The 2022 midterms, deciding the balance of power in Congress, have been bitter, fractious and expensive in the billions. Even the very notion of democracy and the civil ritual of voting were under attack.
President Joe Biden, presiding over narrow Democratic control of Washington, has seen his approval ratings buffeted by soaring inflation, fears about crime and lingering effects of the pandemic.
Republicans, meanwhile, have had to deal with a rift between the party’s establishment wing and President Donald Trump.
The party that celebrates winning the White House is usually mourning a loss in the midterms two years later.
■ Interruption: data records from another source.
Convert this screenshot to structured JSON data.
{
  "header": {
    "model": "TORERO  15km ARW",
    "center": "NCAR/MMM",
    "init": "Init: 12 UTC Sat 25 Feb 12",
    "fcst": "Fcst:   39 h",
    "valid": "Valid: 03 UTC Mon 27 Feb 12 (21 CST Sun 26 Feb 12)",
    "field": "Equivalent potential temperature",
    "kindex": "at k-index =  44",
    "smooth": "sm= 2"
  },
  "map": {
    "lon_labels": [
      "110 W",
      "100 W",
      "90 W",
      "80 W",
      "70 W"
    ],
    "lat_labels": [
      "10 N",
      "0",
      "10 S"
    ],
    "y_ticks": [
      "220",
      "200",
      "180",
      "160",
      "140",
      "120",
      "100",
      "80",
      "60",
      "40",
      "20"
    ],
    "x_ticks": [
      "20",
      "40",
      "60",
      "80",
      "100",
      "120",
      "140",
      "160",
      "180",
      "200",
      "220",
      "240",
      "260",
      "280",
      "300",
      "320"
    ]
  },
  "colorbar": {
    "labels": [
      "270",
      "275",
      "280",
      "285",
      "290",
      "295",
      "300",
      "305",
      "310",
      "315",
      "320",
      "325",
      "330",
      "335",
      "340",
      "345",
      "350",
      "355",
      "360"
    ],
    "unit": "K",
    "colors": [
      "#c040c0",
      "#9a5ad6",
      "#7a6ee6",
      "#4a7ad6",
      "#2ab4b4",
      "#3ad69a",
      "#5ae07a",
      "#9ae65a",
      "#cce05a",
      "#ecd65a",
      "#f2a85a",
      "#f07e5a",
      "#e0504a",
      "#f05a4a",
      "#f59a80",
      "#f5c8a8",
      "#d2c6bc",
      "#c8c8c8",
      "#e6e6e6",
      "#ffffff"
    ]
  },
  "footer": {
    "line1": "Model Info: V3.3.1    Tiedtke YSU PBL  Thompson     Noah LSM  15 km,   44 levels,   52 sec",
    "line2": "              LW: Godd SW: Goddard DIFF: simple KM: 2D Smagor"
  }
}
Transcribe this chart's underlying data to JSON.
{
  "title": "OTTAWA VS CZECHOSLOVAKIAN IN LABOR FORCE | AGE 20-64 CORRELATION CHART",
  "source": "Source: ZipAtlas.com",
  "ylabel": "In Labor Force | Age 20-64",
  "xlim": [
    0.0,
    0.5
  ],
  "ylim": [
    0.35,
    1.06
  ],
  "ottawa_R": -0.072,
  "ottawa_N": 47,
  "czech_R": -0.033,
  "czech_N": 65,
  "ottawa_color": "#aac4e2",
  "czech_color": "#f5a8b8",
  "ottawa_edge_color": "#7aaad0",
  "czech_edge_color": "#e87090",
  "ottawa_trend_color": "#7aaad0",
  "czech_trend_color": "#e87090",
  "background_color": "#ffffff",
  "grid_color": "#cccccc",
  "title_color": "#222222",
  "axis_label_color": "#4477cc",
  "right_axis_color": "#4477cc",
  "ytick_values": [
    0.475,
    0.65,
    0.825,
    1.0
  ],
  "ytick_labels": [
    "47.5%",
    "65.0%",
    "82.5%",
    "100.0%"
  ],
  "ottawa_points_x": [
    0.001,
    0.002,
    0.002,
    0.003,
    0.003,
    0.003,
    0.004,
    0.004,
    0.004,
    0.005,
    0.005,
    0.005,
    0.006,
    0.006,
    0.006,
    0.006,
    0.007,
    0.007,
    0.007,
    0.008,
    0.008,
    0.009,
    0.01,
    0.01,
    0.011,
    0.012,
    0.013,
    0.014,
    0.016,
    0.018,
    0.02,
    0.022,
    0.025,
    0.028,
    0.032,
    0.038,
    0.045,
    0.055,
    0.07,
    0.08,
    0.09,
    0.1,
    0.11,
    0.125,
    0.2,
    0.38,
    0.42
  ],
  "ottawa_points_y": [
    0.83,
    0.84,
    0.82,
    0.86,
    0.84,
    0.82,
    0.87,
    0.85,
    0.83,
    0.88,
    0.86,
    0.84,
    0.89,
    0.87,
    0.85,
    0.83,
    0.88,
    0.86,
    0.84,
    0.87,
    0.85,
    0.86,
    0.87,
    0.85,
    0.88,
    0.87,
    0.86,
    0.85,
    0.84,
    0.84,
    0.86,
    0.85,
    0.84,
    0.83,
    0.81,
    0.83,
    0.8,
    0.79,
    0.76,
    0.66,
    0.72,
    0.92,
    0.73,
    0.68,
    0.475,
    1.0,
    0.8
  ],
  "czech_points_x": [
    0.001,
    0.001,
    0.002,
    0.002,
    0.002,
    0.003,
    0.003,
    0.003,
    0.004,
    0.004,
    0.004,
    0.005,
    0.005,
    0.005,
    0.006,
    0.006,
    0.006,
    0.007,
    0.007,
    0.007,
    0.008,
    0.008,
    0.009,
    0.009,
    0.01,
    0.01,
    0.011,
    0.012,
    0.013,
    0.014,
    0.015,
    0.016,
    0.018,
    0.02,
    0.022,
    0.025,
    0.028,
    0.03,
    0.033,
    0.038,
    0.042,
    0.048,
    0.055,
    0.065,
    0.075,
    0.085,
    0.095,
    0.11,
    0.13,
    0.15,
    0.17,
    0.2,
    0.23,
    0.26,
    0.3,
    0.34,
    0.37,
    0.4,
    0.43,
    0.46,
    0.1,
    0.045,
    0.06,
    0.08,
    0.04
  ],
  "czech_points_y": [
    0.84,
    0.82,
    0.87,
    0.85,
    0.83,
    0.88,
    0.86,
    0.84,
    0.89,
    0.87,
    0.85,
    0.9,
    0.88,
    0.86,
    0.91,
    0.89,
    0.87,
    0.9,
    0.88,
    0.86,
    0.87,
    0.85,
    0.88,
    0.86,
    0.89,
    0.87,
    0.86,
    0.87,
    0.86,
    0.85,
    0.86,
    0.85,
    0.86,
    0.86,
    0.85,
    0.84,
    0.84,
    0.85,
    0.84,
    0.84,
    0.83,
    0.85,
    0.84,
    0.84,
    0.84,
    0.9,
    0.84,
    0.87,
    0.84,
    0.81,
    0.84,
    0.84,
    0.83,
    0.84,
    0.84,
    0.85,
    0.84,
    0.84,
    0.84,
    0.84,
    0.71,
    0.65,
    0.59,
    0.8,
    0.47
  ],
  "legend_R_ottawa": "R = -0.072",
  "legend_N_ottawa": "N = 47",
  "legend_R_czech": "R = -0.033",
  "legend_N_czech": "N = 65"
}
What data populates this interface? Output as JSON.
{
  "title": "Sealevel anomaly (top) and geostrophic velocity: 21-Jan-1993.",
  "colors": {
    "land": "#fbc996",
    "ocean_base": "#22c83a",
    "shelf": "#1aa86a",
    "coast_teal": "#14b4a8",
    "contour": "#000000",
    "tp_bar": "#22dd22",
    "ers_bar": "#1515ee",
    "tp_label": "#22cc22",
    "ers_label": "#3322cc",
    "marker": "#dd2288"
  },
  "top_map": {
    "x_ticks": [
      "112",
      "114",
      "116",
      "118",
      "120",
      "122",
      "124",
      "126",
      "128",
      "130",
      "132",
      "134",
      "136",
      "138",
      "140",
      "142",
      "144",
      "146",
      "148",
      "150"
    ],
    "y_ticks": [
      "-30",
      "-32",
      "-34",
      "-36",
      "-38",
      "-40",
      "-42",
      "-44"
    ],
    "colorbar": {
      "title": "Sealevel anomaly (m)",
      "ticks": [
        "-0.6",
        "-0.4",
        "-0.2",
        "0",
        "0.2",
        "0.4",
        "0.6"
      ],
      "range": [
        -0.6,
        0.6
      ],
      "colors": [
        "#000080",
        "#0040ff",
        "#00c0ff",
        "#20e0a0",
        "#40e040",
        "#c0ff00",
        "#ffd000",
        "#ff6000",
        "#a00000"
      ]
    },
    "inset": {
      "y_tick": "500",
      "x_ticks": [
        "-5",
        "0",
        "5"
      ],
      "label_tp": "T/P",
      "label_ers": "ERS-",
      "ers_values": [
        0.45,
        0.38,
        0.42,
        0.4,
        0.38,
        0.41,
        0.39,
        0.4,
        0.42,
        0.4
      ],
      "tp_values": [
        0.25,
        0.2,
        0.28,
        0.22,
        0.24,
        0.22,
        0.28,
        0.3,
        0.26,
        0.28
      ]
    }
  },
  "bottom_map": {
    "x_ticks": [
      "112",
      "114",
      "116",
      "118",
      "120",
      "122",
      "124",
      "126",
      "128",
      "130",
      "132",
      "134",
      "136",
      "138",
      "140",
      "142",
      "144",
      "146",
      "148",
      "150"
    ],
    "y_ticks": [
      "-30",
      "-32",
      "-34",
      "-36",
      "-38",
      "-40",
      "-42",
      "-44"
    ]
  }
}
Add to that historical pattern an economy battered by inflation and teetering on recession, throw in fears about crime, and the outcome is almost assured.
For Biden and House Democrats, the likelihood of keeping power in the lower chamber of Congress was always slight. Republicans have expected to gain enough seats to retake the majority. If successful, they also have plans to neuter Biden’s agenda for the next two years.
Since 1906, there have been only three midterms in which the party of the president in power gained House seats: 1934, when the country was struggling with a Depression, 1998 when the U.S. was buoyed by a soaring economy, and 2002, when President George W. Bush had a sky-high approval rating amid the national feeling of unity after the Sept. 11 attacks.